Co-reported AEs with COVID-19 vaccines include musculoskeletal and connective tissue disorders such as arthralgia, myalgia, and nervous system disorders.[32–34] In fact, it is not surprising considering many AIDs include musculoskeletal manifestations. Moreover, facial paralysis occurred more frequently in vaccine groups than in placebo groups during clinical trials of mRNA vaccines, and previous studies reported a high incidence rate of Guillain–Barré syndrome following COVID-19 vaccination of 32.4 per 100,000 person-years (95% CI 14.8–61.5).[35] These two commonly co-reported AEs were simultaneously described in 747 AID reports, making it the fourth most frequently reported overlap. A better understanding of these co-reported AEs is necessary, and additional vaccine safety surveillance is required to manage their wide-ranging effects.
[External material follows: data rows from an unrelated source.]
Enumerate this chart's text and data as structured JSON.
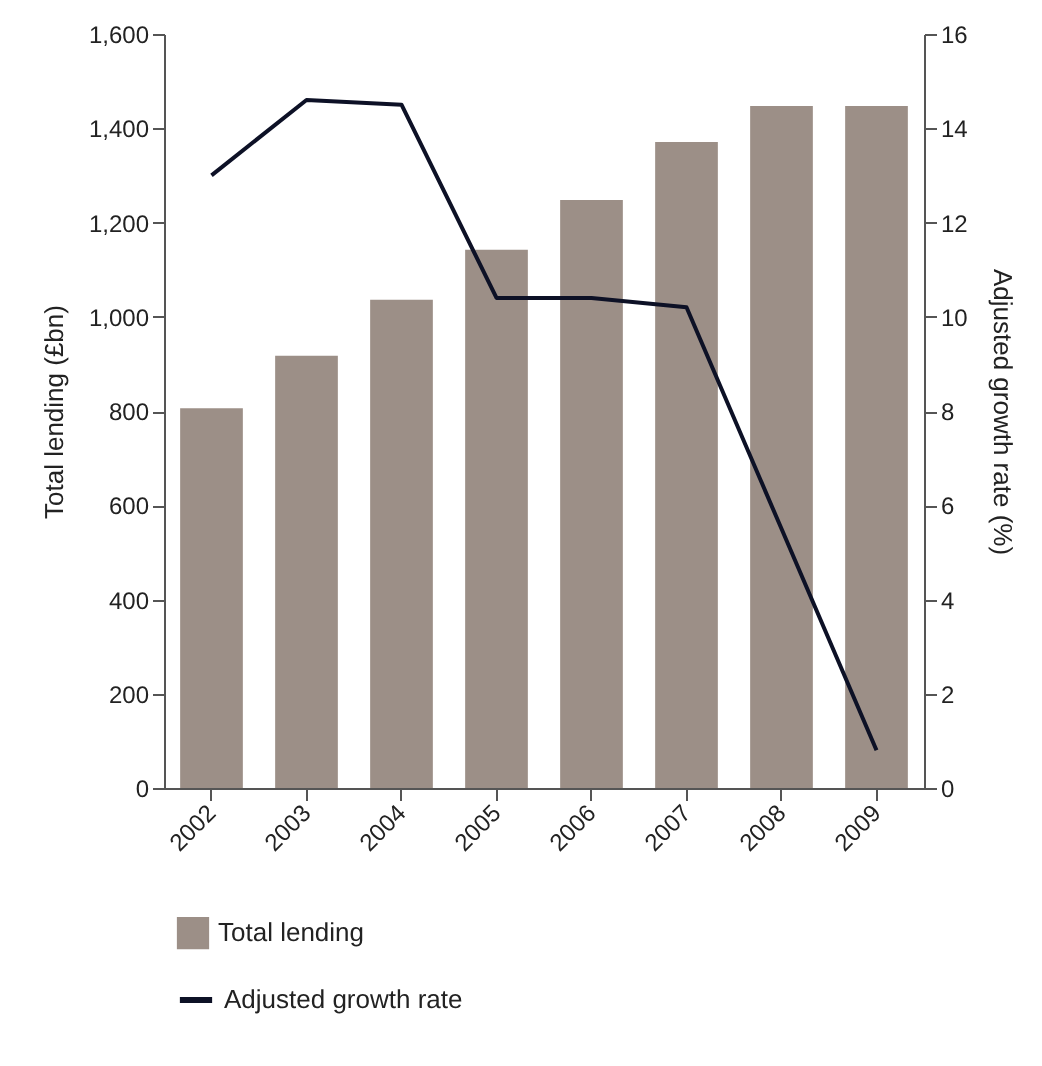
{
  "chart_data": {
    "type": "bar",
    "categories": [
      "2002",
      "2003",
      "2004",
      "2005",
      "2006",
      "2007",
      "2008",
      "2009"
    ],
    "ylabel": "Total lending (£bn)",
    "y2label": "Adjusted growth rate (%)",
    "ylim": [
      0,
      1600
    ],
    "yticks": [
      0,
      200,
      400,
      600,
      800,
      {
        "value": 1000,
        "label": "1,000"
      },
      {
        "value": 1200,
        "label": "1,200"
      },
      {
        "value": 1400,
        "label": "1,400"
      },
      {
        "value": 1600,
        "label": "1,600"
      }
    ],
    "y2lim": [
      0,
      16
    ],
    "y2ticks": [
      0,
      2,
      4,
      6,
      8,
      10,
      12,
      14,
      16
    ],
    "legend": "bottom left",
    "grid": false,
    "series": [
      {
        "name": "Total lending",
        "color": "#9c8f87",
        "values": [
          806,
          917,
          1036,
          1142,
          1248,
          1371,
          1447,
          1447
        ]
      },
      {
        "name": "Adjusted growth rate",
        "type": "line",
        "axis": "y2",
        "color": "#0d1126",
        "values": [
          13.0,
          14.6,
          14.5,
          10.4,
          10.4,
          10.2,
          5.5,
          0.8
        ]
      }
    ]
  }
}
When evaluating the safety of COVID-19 vaccines, caution should be exercised regarding drug–drug interactions, such as immunosuppressants and antineoplastic agents. TNF-α inhibitor and rituximab, among other co-reported drugs, can impair the humoral immune response after vaccination, and their effects on vaccinated individuals need to be investigated.[36] Although concerns about vaccination in patients receiving immunosuppressants have been raised, the current literature has only assessed serological responses to COVID-19 vaccination. Further studies are necessary to clarify the potential interactions between immunosuppressants and COVID-19 vaccines. More intensive vaccination strategies are required for patients receiving multiple immunosuppressants.[37]
Our study raised awareness about the potential safety signals of AID following COVID-19 vaccination by comprehensively assessing diverse forms of AID using the largest pharmacovigilance database of its kind. The large-scale database provided opportunities to assess rare AIDs that could not be identified through trials, and disproportionality analysis on VigiBase was the most suitable for detecting the risk of undesirable AEs.[38]
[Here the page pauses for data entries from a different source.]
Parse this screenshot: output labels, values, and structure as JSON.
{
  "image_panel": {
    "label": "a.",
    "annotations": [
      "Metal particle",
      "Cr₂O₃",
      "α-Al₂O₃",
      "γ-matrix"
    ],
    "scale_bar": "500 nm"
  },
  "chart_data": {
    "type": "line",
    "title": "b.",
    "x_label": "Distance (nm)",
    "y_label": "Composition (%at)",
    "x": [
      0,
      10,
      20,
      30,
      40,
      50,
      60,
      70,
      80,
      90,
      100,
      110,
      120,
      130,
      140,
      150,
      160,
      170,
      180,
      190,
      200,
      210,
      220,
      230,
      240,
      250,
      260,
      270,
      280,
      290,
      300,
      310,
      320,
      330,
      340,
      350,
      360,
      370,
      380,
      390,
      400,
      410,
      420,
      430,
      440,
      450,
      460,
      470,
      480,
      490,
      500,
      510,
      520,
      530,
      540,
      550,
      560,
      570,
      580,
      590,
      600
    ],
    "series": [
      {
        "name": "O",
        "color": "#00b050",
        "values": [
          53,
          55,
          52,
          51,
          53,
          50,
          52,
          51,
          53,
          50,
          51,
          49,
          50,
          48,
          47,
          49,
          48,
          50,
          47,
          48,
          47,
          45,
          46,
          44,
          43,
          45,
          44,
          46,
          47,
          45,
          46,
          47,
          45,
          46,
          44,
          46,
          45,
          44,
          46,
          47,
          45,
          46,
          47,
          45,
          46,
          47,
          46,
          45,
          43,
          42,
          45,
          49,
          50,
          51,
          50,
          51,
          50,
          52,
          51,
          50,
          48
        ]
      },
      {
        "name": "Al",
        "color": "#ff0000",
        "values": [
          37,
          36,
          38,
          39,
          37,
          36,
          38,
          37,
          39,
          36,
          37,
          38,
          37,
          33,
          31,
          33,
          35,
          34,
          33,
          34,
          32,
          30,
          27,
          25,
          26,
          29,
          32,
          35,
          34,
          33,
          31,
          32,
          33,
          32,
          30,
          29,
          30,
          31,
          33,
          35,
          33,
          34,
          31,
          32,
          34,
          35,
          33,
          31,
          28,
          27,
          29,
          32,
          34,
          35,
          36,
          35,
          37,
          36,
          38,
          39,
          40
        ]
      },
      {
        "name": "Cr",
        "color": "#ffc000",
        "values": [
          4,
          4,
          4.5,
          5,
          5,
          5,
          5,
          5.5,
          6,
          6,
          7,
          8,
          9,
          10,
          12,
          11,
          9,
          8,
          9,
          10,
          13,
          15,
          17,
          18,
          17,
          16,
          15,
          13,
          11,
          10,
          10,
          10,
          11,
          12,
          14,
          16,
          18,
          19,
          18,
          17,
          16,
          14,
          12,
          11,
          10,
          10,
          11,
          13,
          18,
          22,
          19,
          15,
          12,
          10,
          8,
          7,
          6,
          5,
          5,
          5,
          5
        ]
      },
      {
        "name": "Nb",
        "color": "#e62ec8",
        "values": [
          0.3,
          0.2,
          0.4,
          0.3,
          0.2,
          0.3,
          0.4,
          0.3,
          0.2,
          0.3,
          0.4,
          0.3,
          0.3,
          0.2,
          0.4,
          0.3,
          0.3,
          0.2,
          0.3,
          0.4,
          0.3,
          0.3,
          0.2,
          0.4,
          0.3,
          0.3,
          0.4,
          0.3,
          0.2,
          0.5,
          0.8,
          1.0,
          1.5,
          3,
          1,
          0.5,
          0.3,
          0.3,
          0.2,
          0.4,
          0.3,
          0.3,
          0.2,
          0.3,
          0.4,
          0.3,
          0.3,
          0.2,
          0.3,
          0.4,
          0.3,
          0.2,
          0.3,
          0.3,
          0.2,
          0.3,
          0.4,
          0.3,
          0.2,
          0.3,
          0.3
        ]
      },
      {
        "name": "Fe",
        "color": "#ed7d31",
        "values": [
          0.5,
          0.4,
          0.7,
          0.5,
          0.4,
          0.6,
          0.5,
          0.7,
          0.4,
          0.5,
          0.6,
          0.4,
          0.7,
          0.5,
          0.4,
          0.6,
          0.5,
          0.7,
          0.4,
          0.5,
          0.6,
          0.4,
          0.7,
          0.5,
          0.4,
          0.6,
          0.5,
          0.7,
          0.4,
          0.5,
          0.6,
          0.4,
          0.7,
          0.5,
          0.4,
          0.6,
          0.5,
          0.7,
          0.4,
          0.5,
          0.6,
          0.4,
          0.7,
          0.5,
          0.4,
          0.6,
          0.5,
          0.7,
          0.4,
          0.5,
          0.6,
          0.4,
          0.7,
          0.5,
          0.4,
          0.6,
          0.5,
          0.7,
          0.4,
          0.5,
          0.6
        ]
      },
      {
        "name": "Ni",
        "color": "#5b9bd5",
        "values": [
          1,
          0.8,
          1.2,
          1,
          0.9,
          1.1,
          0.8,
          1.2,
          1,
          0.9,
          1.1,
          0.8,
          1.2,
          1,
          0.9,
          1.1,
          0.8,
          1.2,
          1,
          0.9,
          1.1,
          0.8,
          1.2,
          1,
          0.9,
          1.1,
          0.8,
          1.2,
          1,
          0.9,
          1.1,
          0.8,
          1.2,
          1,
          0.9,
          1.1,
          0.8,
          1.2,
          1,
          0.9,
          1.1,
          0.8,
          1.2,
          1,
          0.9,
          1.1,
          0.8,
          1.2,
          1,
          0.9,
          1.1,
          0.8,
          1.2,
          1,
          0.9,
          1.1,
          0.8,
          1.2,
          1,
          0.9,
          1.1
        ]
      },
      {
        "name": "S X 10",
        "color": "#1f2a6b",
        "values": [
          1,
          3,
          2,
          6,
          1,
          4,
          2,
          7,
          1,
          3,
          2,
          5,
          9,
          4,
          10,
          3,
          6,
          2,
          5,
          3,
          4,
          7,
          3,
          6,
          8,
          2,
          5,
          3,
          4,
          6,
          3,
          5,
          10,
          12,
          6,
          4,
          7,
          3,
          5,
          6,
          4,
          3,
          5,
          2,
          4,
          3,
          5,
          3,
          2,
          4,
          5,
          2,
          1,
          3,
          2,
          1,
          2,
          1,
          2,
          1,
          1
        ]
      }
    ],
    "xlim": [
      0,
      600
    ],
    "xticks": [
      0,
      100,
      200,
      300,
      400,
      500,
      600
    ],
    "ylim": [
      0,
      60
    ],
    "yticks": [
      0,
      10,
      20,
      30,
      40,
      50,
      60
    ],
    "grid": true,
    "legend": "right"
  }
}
However, this study has some limitations. First, a spontaneous reporting database is likely to be subject to underreporting of confirmed cases and no information for denominators, all of which are inherent limitations of this type of data source. However, the results of this study provide evidence for developing hypotheses for further research. Second, the characteristics of the recipients of COVID-19 vaccines may have differed from those of recipients of all other vaccines in unknown ways, which can affect AID risk. Concerns about unmeasured differences among vaccine recipients remain, and the results should be interpreted with caution. Third, we identified co-reported drug use from the data; however, it was difficult to determine the sequence of drug use. However, our study provides descriptive information on potential drug–drug interactions between COVID-19 vaccines and other drugs among patients with AIDs.